When you call it six times with the same input value, you still get 258 UGens except 215 of them are simply duplicating the work done by the first 43. Math ops are relatively fast but caching the one detuneValue result will cut out 215 UGens and that can’t be a bad thing. (Edit: Actually a few more than 215 because I re-edited my post to eliminate the redundant freq * as well.)

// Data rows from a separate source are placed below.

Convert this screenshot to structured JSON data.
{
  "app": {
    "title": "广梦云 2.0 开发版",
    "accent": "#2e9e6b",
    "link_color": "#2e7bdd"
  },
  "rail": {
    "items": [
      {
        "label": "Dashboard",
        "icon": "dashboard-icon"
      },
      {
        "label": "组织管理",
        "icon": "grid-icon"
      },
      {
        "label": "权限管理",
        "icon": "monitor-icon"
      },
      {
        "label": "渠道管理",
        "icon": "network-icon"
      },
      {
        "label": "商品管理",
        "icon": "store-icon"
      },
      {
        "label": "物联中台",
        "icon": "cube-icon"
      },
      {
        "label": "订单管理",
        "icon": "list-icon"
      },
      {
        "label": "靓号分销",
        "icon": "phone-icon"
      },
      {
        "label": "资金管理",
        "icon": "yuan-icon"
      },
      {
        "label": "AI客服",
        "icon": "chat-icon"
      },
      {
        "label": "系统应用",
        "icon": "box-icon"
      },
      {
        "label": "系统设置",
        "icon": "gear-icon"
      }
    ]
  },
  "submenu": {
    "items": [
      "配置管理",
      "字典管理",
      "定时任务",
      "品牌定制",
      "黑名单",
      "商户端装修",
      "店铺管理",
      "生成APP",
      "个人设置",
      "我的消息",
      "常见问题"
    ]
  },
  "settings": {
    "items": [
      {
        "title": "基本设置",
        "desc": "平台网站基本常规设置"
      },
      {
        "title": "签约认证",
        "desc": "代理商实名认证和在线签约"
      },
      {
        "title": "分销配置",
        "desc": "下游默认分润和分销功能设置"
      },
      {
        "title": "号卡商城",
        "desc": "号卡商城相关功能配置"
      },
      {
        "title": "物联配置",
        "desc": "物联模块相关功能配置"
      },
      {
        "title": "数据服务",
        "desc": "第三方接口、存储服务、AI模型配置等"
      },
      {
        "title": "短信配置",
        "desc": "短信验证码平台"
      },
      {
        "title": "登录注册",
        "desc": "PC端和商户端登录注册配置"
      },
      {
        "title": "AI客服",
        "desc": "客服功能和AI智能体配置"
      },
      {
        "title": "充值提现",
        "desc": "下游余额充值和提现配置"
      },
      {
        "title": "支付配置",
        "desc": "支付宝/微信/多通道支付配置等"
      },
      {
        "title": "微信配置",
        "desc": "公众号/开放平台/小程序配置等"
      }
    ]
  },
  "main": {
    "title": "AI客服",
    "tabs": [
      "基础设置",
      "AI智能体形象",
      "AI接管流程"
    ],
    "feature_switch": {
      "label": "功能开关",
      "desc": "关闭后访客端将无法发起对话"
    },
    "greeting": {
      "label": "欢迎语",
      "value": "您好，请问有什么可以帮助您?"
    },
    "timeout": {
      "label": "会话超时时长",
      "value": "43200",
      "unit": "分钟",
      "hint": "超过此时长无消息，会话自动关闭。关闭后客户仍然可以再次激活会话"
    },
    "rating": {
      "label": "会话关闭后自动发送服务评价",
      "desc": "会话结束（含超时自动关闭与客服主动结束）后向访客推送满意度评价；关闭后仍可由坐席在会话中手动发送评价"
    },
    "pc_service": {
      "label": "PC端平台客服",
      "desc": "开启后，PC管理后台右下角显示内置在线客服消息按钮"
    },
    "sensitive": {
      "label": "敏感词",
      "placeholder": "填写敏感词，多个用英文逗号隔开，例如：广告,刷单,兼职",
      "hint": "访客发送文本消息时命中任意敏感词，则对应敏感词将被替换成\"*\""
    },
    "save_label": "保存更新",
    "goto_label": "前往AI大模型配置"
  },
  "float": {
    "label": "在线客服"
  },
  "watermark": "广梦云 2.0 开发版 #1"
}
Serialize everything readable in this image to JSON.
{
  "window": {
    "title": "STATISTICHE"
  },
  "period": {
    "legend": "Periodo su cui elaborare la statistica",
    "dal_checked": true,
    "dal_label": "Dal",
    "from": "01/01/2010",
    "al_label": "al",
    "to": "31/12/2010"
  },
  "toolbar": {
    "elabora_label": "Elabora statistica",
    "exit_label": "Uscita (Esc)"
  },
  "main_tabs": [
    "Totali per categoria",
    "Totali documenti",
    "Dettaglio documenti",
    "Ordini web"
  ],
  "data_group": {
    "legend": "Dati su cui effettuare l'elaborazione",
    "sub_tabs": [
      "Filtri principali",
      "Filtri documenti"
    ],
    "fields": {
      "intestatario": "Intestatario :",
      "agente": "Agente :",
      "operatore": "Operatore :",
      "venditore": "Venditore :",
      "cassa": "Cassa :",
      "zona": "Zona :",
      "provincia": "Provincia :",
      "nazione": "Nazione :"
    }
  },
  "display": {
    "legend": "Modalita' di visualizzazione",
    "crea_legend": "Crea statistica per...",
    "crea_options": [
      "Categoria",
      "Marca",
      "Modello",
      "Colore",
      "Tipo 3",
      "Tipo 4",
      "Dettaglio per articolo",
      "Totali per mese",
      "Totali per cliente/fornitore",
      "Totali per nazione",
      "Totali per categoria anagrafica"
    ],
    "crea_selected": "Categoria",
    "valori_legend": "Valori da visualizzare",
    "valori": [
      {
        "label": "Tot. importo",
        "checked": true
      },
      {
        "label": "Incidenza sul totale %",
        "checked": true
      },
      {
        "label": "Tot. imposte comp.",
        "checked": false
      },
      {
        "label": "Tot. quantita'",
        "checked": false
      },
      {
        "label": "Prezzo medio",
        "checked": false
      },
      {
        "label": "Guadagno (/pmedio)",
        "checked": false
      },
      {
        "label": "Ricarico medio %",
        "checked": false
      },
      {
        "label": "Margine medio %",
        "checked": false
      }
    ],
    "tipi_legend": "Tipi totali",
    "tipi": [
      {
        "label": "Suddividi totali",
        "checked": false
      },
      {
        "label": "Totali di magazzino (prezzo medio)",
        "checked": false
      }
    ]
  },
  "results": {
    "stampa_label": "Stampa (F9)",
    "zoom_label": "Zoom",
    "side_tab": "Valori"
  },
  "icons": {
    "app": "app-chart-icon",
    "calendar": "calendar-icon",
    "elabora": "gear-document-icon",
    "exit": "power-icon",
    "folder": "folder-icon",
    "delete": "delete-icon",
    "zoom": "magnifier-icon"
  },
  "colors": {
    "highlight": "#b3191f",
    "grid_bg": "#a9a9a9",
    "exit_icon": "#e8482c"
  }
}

SC’s SynthDef builder is not smart enough to detect that these subchains are identical. It’s up to you to cache calculations that you will use repeatedly.

hjh

thank you very much this is great :slight_smile:
nearly half of the Ugens now with the current example.
How much partials would you suggest for the Osc?

one additonal observation: the HPF which has the freq argument as the cutoff frequency in the end of the supersaw function is causing trouble when modulating the freq. In the initial design of the roland JP-8000 its added to prevent unpleasant frequency content caused by aliasing below the fundamental frequency.